Ne croyez surtout pas que je hurle – Confinement en 24 images par seconde

Frank Beauvais, déjà auteur de plusieurs courts métrages, livre un remarquable premier long métrage. Ne croyez surtout pas que je hurle est plus affaire de narration et de montage que de réalisation. L’auteur-narrateur dévoile et documente ses états d’âme. Ils sont ceux d’un homme confiné physiquement dans la campagne alsacienne et mentalement dans une dépression née d’une déception amoureuse. Ne croyez surtout pas que je hurle, œuvre singulière et attachante, résonne comme un coup de maître.

Janvier 2016. L’histoire amoureuse qui m’avait amené dans le village d’Alsace où je vis est terminée depuis six mois. A 45 ans, je me retrouve désormais seul, sans voiture, sans emploi ni réelle perspective d’avenir, en plein cœur d’une nature luxuriante dont la proximité ne suffit pas à apaiser le désarroi profond dans lequel je suis plongé. La France, encore sous le choc des attentats de novembre, est en état d’urgence.

Je me sens impuissant, j’étouffe d’une rage contenue. Perdu, je visionne quatre à cinq films par jour. Je décide de restituer ce marasme, non pas en prenant la caméra mais en utilisant des plans issus du flot de films que je regarde.

Un encart en début de métrage introduit le contexte de réalisation de Ne croyez surtout pas que je hurle. Mais, au-delà de la réalisation, ce documentaire brille avant tout par sa narration et son montage technique. Seul et inactif, Frank Beauvais fait le récit de son confinement plus contraint que choisi dans un village isolé de la campagne alsacienne. Entre événements personnels ou familiaux et faits d’actualité du monde extérieur, le récit se révèle tant existentiel que social. Ne croyez surtout pas que je hurle se décline ainsi en un journal intime d’un mal-être dont l’auteur se fait narrateur en voix off sans jamais apparaître à l’écran. C’est le récit d’une dépression promise peut-être à une issue heureuse.

Beauvais agence sur 75 minutes une mémoire visuelle étonnante réceptacle des films vus lors de ce confinement à raison de quatre à cinq par jour.

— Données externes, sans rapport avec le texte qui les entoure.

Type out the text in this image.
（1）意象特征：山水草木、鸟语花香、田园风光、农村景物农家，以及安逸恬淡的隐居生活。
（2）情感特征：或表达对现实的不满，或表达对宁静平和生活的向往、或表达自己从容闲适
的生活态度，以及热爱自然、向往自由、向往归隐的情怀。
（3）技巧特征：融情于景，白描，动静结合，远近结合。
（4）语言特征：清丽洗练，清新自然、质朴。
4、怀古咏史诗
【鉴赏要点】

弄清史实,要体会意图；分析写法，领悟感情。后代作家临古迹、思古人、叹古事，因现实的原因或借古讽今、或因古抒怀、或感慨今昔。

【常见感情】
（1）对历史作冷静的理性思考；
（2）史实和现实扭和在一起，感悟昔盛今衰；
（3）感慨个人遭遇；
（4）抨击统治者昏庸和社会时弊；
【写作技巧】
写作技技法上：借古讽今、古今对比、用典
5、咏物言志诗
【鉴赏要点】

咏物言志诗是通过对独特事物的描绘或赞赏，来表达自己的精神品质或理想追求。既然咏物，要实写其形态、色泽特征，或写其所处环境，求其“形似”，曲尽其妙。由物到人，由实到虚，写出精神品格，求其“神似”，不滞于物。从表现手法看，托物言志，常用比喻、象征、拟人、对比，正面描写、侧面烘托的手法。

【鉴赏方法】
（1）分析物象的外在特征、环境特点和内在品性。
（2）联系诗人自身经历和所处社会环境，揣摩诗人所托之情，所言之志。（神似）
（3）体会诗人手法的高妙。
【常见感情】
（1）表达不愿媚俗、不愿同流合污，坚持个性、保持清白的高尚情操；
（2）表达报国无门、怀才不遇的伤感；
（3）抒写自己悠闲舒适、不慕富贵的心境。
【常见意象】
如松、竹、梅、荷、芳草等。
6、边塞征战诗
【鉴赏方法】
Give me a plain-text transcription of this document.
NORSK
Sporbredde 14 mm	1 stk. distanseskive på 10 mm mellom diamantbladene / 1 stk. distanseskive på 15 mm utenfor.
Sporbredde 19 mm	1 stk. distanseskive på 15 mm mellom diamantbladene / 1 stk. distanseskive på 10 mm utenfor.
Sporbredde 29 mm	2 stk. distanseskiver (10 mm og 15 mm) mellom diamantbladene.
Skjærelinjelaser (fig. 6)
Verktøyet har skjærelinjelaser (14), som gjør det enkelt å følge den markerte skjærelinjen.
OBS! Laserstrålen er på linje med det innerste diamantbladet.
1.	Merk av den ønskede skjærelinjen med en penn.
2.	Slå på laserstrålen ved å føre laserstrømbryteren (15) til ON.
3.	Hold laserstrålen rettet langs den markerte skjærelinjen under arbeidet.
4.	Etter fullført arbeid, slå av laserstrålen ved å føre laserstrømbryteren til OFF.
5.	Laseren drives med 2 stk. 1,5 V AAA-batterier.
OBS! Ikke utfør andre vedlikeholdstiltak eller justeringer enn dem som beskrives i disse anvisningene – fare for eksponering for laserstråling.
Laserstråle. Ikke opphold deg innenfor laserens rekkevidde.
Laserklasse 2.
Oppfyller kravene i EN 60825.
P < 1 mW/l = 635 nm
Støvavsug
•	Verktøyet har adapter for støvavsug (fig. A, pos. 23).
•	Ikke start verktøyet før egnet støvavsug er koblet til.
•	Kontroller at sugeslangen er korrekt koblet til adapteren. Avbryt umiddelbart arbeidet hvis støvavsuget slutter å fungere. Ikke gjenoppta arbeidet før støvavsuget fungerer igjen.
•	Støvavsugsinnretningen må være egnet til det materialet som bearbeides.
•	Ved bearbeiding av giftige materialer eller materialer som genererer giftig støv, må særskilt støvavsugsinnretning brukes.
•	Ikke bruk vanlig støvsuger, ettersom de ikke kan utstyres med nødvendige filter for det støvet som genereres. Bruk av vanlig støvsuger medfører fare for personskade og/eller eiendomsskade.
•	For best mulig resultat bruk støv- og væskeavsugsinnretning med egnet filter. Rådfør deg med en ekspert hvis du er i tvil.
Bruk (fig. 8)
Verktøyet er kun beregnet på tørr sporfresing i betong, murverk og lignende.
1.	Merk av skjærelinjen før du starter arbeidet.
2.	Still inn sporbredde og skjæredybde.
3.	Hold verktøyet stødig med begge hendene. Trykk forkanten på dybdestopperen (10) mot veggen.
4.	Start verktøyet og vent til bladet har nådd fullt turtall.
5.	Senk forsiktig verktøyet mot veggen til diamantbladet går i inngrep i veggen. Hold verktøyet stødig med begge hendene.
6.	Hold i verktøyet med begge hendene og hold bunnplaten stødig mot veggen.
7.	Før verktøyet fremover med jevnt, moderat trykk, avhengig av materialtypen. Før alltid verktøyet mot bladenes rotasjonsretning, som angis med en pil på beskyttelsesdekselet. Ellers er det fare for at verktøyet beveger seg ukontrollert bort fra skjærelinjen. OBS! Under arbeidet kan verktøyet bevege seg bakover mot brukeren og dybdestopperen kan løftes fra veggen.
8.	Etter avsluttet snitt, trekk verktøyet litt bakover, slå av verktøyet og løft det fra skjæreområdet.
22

Ainsi, Ne croyez surtout pas que je hurle n’est pas animé par des scènes filmées par Beauvais. Non. A l’image de Jean-Luc Godard dans Histoire(s) du cinéma (1989-1999), l’auteur adopte le principe du mash-up (détournement et combinaison d’extraits de films pour établir un récit) de plusieurs centaines de courts extraits des films visionnés durant cette période de réclusion mentale.

Pour les cinéphiles aguerris, la tentation est grande de chercher à reconnaître ces extraits. L’exercice se révèle vite difficile. En effet, ces plans plutôt courts sont issus de films plus ou moins anciens, plus ou moins connus. De plus, dans leur œuvre cinématographique originelle, ce sont des plans de coupe d’objets, de paysages ou de parties du corps. Et, si dans certains de ces extraits un personnage peut apparaître, celui-ci apparaît souvent de dos ou peu reconnaissable.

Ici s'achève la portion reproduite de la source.